Topos-theoretic Galois theory This page is an overview of some of the types of "Galois theories" there are. One of the most basic type is the fundamental theorem of covering spaces, which says, roughly, that for each topological space $X$, there is an equivalence of categories
$$\mathrm{Cov}(X)\simeq \pi_1(X)\mathbf{Set}.$$
Grothendieck proved an analogue of that statement for schemes $X$:
$$\mathrm{EtCov}(X)\simeq \pi_1(X)\mathbf{Set}.$$
(This is again just a very rough formulation and omits some of the assumptions, but you know what I mean.)

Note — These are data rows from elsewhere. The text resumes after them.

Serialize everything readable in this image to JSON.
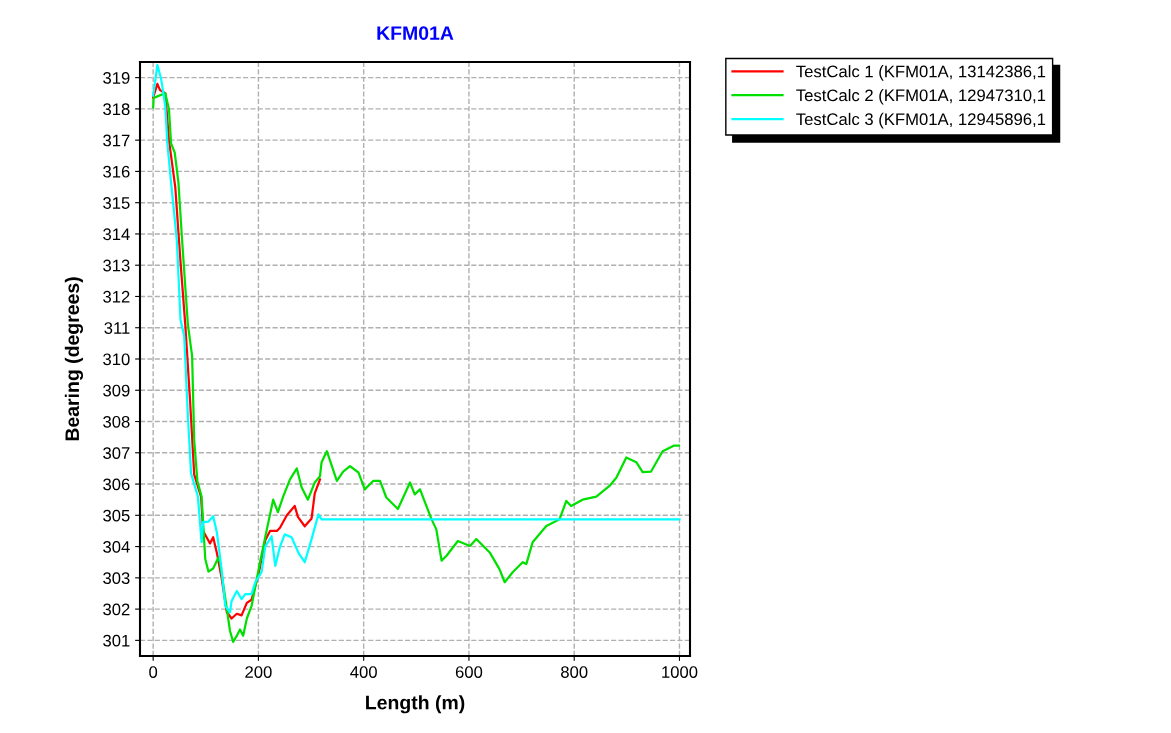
{
  "chart_data": {
    "type": "line",
    "title": "KFM01A",
    "xlabel": "Length (m)",
    "ylabel": "Bearing (degrees)",
    "xlim": [
      -25,
      1020
    ],
    "ylim": [
      300.5,
      319.5
    ],
    "xticks": [
      0,
      200,
      400,
      600,
      800,
      1000
    ],
    "yticks": [
      301,
      302,
      303,
      304,
      305,
      306,
      307,
      308,
      309,
      310,
      311,
      312,
      313,
      314,
      315,
      316,
      317,
      318,
      319
    ],
    "grid": true,
    "legend": "top right",
    "line_style": "solid",
    "marker": "none",
    "series": [
      {
        "name": "TestCalc 1 (KFM01A, 13142386,1",
        "color": "#ff0000",
        "x": [
          0,
          8,
          13,
          23,
          30,
          42,
          52,
          61,
          70,
          78,
          91,
          95,
          108,
          114,
          121,
          130,
          140,
          149,
          159,
          168,
          178,
          187,
          200,
          213,
          222,
          235,
          241,
          254,
          269,
          275,
          288,
          301,
          307,
          317
        ],
        "values": [
          318.36,
          318.8,
          318.6,
          318.5,
          317.0,
          315.5,
          313.1,
          311.1,
          308.7,
          306.3,
          305.6,
          304.5,
          304.1,
          304.3,
          303.8,
          303.0,
          301.9,
          301.7,
          301.85,
          301.8,
          302.2,
          302.3,
          303.1,
          304.2,
          304.5,
          304.5,
          304.6,
          305.0,
          305.3,
          304.95,
          304.65,
          304.9,
          305.7,
          306.15
        ]
      },
      {
        "name": "TestCalc 2 (KFM01A, 12947310,1",
        "color": "#00e000",
        "x": [
          0,
          1,
          8,
          23,
          30,
          34,
          41,
          48,
          55,
          66,
          74,
          78,
          84,
          92,
          99,
          105,
          114,
          124,
          127,
          140,
          146,
          152,
          159,
          165,
          171,
          178,
          187,
          203,
          216,
          228,
          237,
          247,
          260,
          273,
          282,
          294,
          307,
          317,
          320,
          330,
          349,
          361,
          374,
          390,
          402,
          418,
          431,
          443,
          465,
          488,
          497,
          507,
          529,
          538,
          548,
          557,
          579,
          602,
          614,
          640,
          658,
          668,
          683,
          702,
          709,
          721,
          747,
          772,
          785,
          794,
          816,
          842,
          867,
          880,
          899,
          918,
          930,
          946,
          968,
          990,
          999
        ],
        "values": [
          318.05,
          318.35,
          318.4,
          318.5,
          318.0,
          316.9,
          316.6,
          315.65,
          313.8,
          311.1,
          310.1,
          307.4,
          306.1,
          305.6,
          303.6,
          303.2,
          303.3,
          303.65,
          303.5,
          302.0,
          301.3,
          300.95,
          301.15,
          301.35,
          301.15,
          301.7,
          302.1,
          303.5,
          304.55,
          305.5,
          305.1,
          305.6,
          306.15,
          306.5,
          305.9,
          305.5,
          306.05,
          306.25,
          306.7,
          307.05,
          306.1,
          306.4,
          306.57,
          306.37,
          305.83,
          306.1,
          306.1,
          305.57,
          305.2,
          306.05,
          305.67,
          305.83,
          304.87,
          304.55,
          303.55,
          303.7,
          304.18,
          304.02,
          304.24,
          303.8,
          303.28,
          302.86,
          303.18,
          303.5,
          303.44,
          304.14,
          304.66,
          304.87,
          305.46,
          305.3,
          305.5,
          305.6,
          305.94,
          306.2,
          306.85,
          306.7,
          306.38,
          306.4,
          307.05,
          307.23,
          307.23
        ]
      },
      {
        "name": "TestCalc 3 (KFM01A, 12945896,1",
        "color": "#00ffff",
        "x": [
          0,
          8,
          15,
          23,
          27,
          34,
          45,
          52,
          59,
          66,
          72,
          85,
          92,
          95,
          105,
          114,
          121,
          130,
          137,
          146,
          149,
          159,
          168,
          175,
          187,
          194,
          206,
          213,
          225,
          232,
          241,
          250,
          263,
          276,
          288,
          301,
          314,
          320,
          1000
        ],
        "values": [
          318.43,
          319.4,
          318.97,
          318.1,
          316.9,
          315.65,
          313.8,
          311.25,
          310.74,
          308.17,
          306.34,
          305.6,
          304.14,
          304.78,
          304.8,
          304.97,
          304.46,
          303.28,
          302.1,
          301.9,
          302.26,
          302.58,
          302.32,
          302.48,
          302.48,
          302.86,
          303.18,
          304.0,
          304.33,
          303.38,
          304.0,
          304.39,
          304.3,
          303.8,
          303.5,
          304.24,
          305.03,
          304.87,
          304.87
        ]
      }
    ]
  }
}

I am interested in "topos-theoretic Galois theory". Unfortunately, this section of the nLab page isn't filled out ("(...)"), but I guess that the topos-theoretic formulation of Galois theory states, roughly, that for each topos $\mathcal E$,
$$\mathrm{Gal}(\mathcal E)\simeq \pi_1(\mathcal E)\mathbf{Set},\qquad (\ast)$$
where $\mathrm{Gal}(\mathcal E)$ is the full subcategory of $\mathcal E$ consisting of locally constant objects in $\mathcal E$, and $\pi_1(\mathcal E)$ is the fundamental group of $\mathcal E$. (This is suggested by the nLab section "Reformulation of classical Galois theory".)

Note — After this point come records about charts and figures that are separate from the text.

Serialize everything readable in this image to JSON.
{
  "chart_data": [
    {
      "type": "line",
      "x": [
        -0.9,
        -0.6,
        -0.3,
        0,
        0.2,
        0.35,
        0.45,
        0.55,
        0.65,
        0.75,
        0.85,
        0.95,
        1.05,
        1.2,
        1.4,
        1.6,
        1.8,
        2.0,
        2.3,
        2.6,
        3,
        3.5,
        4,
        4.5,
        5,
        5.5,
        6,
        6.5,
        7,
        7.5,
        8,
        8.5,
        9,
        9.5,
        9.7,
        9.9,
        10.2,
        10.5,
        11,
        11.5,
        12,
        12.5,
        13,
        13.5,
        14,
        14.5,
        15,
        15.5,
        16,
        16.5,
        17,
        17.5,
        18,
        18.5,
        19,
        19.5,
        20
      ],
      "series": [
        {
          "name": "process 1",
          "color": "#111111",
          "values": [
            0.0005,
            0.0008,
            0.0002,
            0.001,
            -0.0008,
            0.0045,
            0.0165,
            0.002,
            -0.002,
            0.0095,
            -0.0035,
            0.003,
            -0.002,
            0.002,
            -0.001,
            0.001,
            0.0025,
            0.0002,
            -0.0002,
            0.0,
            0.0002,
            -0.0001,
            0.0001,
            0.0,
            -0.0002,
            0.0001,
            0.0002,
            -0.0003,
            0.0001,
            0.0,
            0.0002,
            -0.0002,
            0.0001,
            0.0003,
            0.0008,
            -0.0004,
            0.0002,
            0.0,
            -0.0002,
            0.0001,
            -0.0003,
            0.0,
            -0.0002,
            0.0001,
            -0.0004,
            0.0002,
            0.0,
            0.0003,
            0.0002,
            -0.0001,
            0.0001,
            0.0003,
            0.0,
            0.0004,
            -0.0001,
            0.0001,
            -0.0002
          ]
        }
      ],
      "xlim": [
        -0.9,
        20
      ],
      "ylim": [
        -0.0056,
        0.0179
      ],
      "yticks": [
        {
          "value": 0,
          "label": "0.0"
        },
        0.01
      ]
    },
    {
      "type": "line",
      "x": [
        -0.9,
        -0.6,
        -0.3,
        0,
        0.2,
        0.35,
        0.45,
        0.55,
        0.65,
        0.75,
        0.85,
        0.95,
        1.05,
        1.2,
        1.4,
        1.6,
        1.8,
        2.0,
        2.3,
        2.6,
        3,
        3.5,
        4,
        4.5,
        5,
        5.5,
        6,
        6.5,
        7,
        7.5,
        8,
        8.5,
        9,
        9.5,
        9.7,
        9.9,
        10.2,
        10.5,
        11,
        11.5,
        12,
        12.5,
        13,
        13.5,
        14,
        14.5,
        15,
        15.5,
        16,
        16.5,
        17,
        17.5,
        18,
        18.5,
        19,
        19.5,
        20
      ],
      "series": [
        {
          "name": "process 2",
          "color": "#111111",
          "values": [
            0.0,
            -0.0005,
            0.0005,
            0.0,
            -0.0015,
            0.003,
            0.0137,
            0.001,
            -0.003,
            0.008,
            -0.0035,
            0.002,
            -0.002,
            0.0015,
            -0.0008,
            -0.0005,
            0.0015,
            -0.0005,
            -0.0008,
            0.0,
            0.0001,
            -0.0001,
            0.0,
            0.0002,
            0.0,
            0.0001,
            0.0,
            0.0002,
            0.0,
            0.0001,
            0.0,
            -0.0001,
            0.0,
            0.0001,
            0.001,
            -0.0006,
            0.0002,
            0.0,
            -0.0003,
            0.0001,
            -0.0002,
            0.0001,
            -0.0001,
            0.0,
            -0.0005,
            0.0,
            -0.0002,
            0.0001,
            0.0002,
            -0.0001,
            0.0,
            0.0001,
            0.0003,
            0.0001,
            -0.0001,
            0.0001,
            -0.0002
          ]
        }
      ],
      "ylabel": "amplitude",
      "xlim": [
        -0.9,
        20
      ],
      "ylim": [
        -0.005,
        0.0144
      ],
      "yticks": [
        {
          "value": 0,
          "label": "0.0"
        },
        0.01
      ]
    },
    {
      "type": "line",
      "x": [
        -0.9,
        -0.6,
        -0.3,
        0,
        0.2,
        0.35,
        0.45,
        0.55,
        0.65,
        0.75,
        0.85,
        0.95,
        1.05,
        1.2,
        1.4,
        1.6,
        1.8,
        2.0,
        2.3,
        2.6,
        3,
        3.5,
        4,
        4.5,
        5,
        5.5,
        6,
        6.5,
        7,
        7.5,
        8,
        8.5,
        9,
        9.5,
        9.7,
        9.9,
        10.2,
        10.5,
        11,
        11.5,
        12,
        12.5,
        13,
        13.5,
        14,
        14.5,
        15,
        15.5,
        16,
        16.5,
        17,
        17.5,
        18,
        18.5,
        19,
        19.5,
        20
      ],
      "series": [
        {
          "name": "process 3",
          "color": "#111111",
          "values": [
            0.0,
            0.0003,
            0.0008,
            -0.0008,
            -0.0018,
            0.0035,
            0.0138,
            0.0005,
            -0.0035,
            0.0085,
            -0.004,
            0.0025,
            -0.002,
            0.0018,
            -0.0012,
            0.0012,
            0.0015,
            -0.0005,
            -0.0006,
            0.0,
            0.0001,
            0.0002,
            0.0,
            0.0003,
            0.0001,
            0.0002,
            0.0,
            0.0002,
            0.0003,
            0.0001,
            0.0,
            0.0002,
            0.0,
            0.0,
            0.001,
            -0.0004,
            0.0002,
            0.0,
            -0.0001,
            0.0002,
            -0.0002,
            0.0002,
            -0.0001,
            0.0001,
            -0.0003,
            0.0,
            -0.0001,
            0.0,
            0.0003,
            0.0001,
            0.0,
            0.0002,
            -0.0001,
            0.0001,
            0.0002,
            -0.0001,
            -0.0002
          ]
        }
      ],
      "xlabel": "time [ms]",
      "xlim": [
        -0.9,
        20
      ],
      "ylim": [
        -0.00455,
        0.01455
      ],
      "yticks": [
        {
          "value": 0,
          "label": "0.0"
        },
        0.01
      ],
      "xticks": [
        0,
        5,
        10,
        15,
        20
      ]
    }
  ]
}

Question: Is there a reference for $(\ast)$ (and the definition of the fundamental group of a topos which is used here)? Is this in SGA 4?
The linked nLab page fundamental group of a topos refers to (and is mostly copy-pasted from) Porter's paper Abstract Homotopy Theory: The interaction of category theory and homotopy theory, which contains a section called "The fundamental group of a topos", which in turn refers to SGA 1. This is weird, because SGA 1 doesn't discuss topoi, so in particular not the fundamental group of a topos!

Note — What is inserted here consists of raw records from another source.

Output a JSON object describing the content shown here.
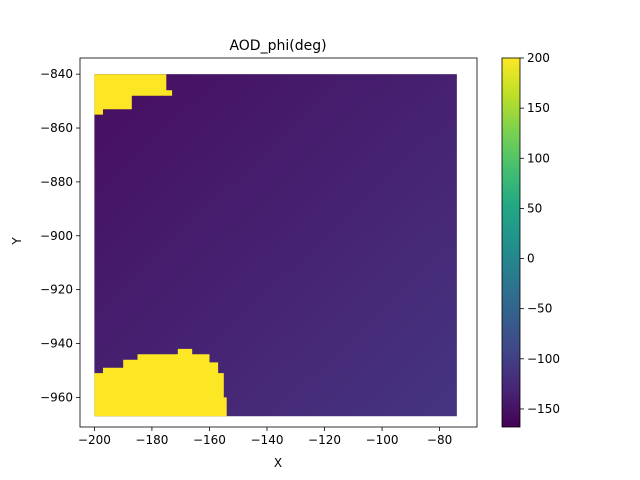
{
  "chart_data": {
    "type": "heatmap",
    "title": "AOD_phi(deg)",
    "xlabel": "X",
    "ylabel": "Y",
    "xlim": [
      -205,
      -67
    ],
    "ylim": [
      -971,
      -834
    ],
    "x_ticks": [
      -200,
      -180,
      -160,
      -140,
      -120,
      -100,
      -80
    ],
    "x_tick_labels": [
      "−200",
      "−180",
      "−160",
      "−140",
      "−120",
      "−100",
      "−80"
    ],
    "y_ticks": [
      -840,
      -860,
      -880,
      -900,
      -920,
      -940,
      -960
    ],
    "y_tick_labels": [
      "−840",
      "−860",
      "−880",
      "−900",
      "−920",
      "−940",
      "−960"
    ],
    "grid": false,
    "colormap": "viridis",
    "colorbar": {
      "range": [
        -168,
        200
      ],
      "ticks": [
        200,
        150,
        100,
        50,
        0,
        -50,
        -100,
        -150
      ],
      "tick_labels": [
        "200",
        "150",
        "100",
        "50",
        "0",
        "−50",
        "−100",
        "−150"
      ]
    },
    "data_extent": {
      "x": [
        -200,
        -74
      ],
      "y": [
        -967,
        -840
      ]
    },
    "background_field": {
      "description_of_gradient": "linear",
      "value_at_top_left": -160,
      "value_at_bottom_right": -125
    },
    "high_value_regions": [
      {
        "value": 200,
        "polygon": [
          [
            -200,
            -840
          ],
          [
            -175,
            -840
          ],
          [
            -175,
            -846
          ],
          [
            -173,
            -846
          ],
          [
            -173,
            -848
          ],
          [
            -187,
            -848
          ],
          [
            -187,
            -853
          ],
          [
            -197,
            -853
          ],
          [
            -197,
            -855
          ],
          [
            -200,
            -855
          ]
        ]
      },
      {
        "value": 200,
        "polygon": [
          [
            -200,
            -967
          ],
          [
            -154,
            -967
          ],
          [
            -154,
            -960
          ],
          [
            -155,
            -960
          ],
          [
            -155,
            -951
          ],
          [
            -157,
            -951
          ],
          [
            -157,
            -947
          ],
          [
            -160,
            -947
          ],
          [
            -160,
            -944
          ],
          [
            -166,
            -944
          ],
          [
            -166,
            -942
          ],
          [
            -171,
            -942
          ],
          [
            -171,
            -944
          ],
          [
            -185,
            -944
          ],
          [
            -185,
            -946
          ],
          [
            -190,
            -946
          ],
          [
            -190,
            -949
          ],
          [
            -197,
            -949
          ],
          [
            -197,
            -951
          ],
          [
            -200,
            -951
          ]
        ]
      }
    ]
  }
}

The nLab also refers to SGA 4 Exposé IV Exercice 2.7.5 for the definition of the fundamental group and SGA 4 Exposé VIII Proposition 2.1 for, I guess, $(\ast)$ in the special case that $\mathcal E$ is the étale topos of the scheme $X=\mathrm{Spec}(k)$ for some field $k$. (But this is really just a guess - I can't read French. So correct me if I'm wrong.) Is there more of "topos-theoretic Galois theory" in SGA 4 or are these the only two paragraphs about that topic?
Concerning the definition of the fundamental group of a topos, there is a construction in Moerdijk's Classifying Spaces and Classifying Topoi, in which he nevertheless remarks:

The profinite fundamental group is discussed in
SGA1.

This suggests there are two version of the fundamental group of a topos: the one he discusses and the "profinite" version. However, as I said, topoi don't occur in SGA 1, so I wonder where I can find the definition of the "profinite" fundamental group, if that's the notion that should be used in $(\ast)$. (The definition used in $(\ast)$ should of course have the property that if $\mathcal E$ is the étale topos of a scheme $X$, then $\pi_1(\mathcal E)$ is isomorphic to the étale fundamental group of $X$.)
 A: Maybe you would like to see the thesis of O. Leroy, Groupoïde fondamental et théorème de Van Kampen en théorie des topos, available from https://plmbox.math.cnrs.fr/f/7ffa366379144dd4bacc/?dl=1 — the password is : groupoide
(a project of transcription)

or the thesis of V. Zoonekynd, La Tour de Teichmuller-Grothendieck, available from https://tel.archives-ouvertes.fr/tel-00001140/document
A: I believe that chapter $5$ of Galois Theories by Borceux and Janelidze contains what you're looking for -- they develop a general 'categorical Galois theorem' invoking toposes.
Chapter 7 gets even more general, presenting a 'non-Galoisian Galois theorem' that holds for any descent morphism in a category -- a morphism $f$ is a descent morphism iff the 'pullback along $f$' functor is monadic.
There is also the classic paper by Joyal and Tierney, An Extension of the Galois theory of Grothendieck, where they prove that each Grothendieck topos is equivalent to the category of equivariant sheaves on a groupoid internal to the category of locales.
This paper by Christopher Townsend might be of interest to your specific question; he re-proves Joyal and Tierney’s result on the representation of Grothendieck toposes as localic groupoids using a simplified case of the aforementioned categorical Galois theorem, then proceeds to actually prove the whole theorem using this trivial case as a key ingredient.